1郭と2郭の間は、5,6mほどの切通(現在は道路)となっており、2郭自体はほぼ畑となっているが、西側には腰曲輪がある。3郭は、ほぼ藪と化しているが、高台に入るあたりに人一人が通れるほど虎口が残っている。北側にある乗願寺が大手門にあたる。
また、ここから南東1.4kmほどにある圓通寺には、助崎城が廃城時に東表門と大手門が移築されたと伝わっている。

【感想】
1郭を囲う横堀が圧巻で見応えがあります。深く幅広な横堀は戦国期の房総の城では、かなり珍しいと思います。史料等によると、大須賀氏は北条氏にかなりこき使われていたようで、結果として北条領内の城を見る機会には恵まれたようです。その成果が助崎城の横堀となったのかと思います。ただし、あまり整備されていなく横堀は藪や倒木で一周するのはほぼ不可能なのが残念でたまりません。1郭の南東部には、千葉氏ゆかりの妙見石仏がありますが、石灯篭が倒れっぱなしになっているのは…
助崎城の大手門にあたる場所にある乗願寺の住職は、国定忠治の子分である板割の浅太郎の養子の子孫にあたるとのことです。
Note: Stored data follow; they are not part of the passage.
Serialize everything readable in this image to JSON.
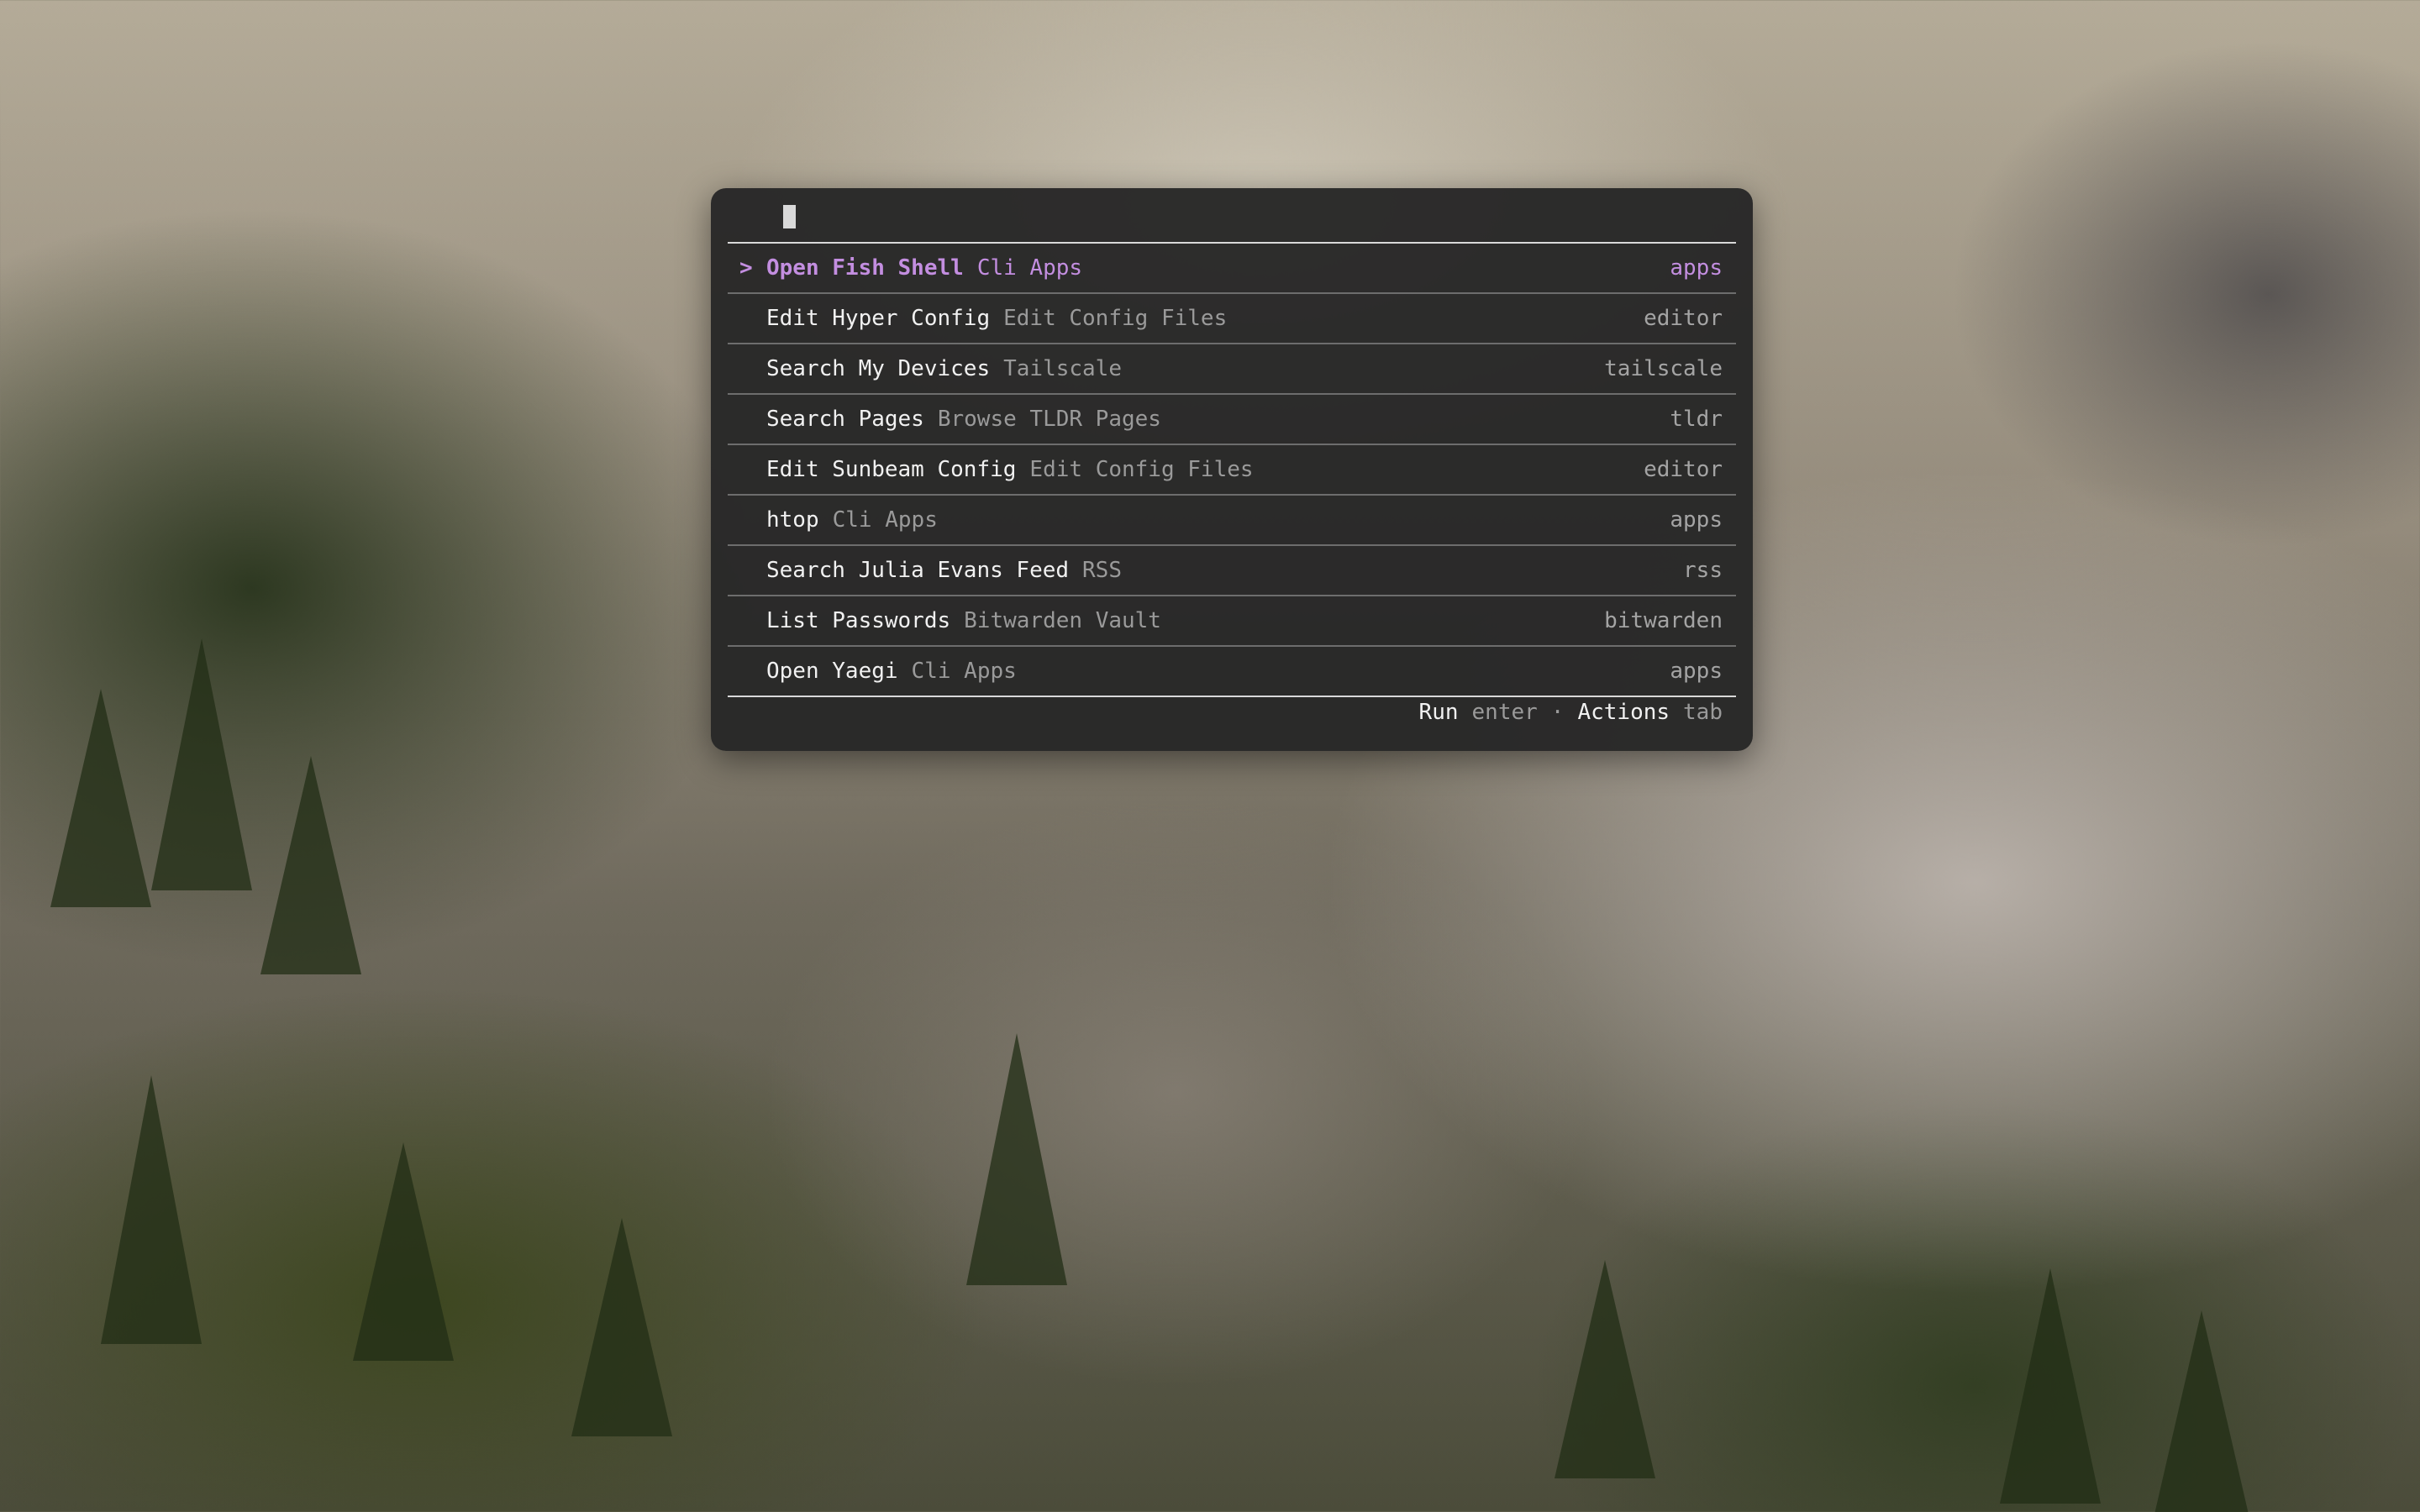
{
  "background": {
    "description_colors": {
      "mist": "#b4ab98",
      "forest": "#2f3a1f"
    }
  },
  "launcher": {
    "cursor_color": "#d9d9d9",
    "accent_color": "#c38ee0",
    "selected_marker": ">",
    "items": [
      {
        "title": "Open Fish Shell",
        "subtitle": "Cli Apps",
        "accessory": "apps"
      },
      {
        "title": "Edit Hyper Config",
        "subtitle": "Edit Config Files",
        "accessory": "editor"
      },
      {
        "title": "Search My Devices",
        "subtitle": "Tailscale",
        "accessory": "tailscale"
      },
      {
        "title": "Search Pages",
        "subtitle": "Browse TLDR Pages",
        "accessory": "tldr"
      },
      {
        "title": "Edit Sunbeam Config",
        "subtitle": "Edit Config Files",
        "accessory": "editor"
      },
      {
        "title": "htop",
        "subtitle": "Cli Apps",
        "accessory": "apps"
      },
      {
        "title": "Search Julia Evans Feed",
        "subtitle": "RSS",
        "accessory": "rss"
      },
      {
        "title": "List Passwords",
        "subtitle": "Bitwarden Vault",
        "accessory": "bitwarden"
      },
      {
        "title": "Open Yaegi",
        "subtitle": "Cli Apps",
        "accessory": "apps"
      }
    ],
    "footer": {
      "run_label": "Run",
      "run_key": "enter",
      "separator": "·",
      "actions_label": "Actions",
      "actions_key": "tab"
    }
  }
}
住職によると、昔は大須賀氏の法名が刻まれた梵鐘があったようですが、太平洋戦争時に供出してしまったそうです。 

【アクセス】
成田線・久住駅から徒歩で45~55分。
東表門と大手門がある圓通寺は助崎城から徒歩20分。

【写真】
1:標柱
2:1郭と2郭間の切通
3:1郭の横堀
4:1郭の妙見石仏
5:2郭の腰曲輪
6:3郭の虎口
7:伝東表門
8:伝大手門

2012年08月10日 *勘解由長官えぶぅ*
長沼城

なお、このサイトには登場しないものの、近くには『広の台城址』や『子の神城址』などもある(どちらも遺構はほとんど見られない模様)。

2012年08月10日 *勘解由長官えぶぅ*
長沼城

国道408号を利根川から南に向かうと出会う。成田方面からだと豊住の工業団地より少し先。城跡は公園になっているが、人もいないため心おきなく散策できる。城跡はとしてより明治時代の『長沼事件』についてを推しているようで少し残念であった。案内板に「眺望がなんちゃら」とあるのに主郭部の展望台からは枝で何も見えないのが残念でならない!もう少し整備して欲しいものである。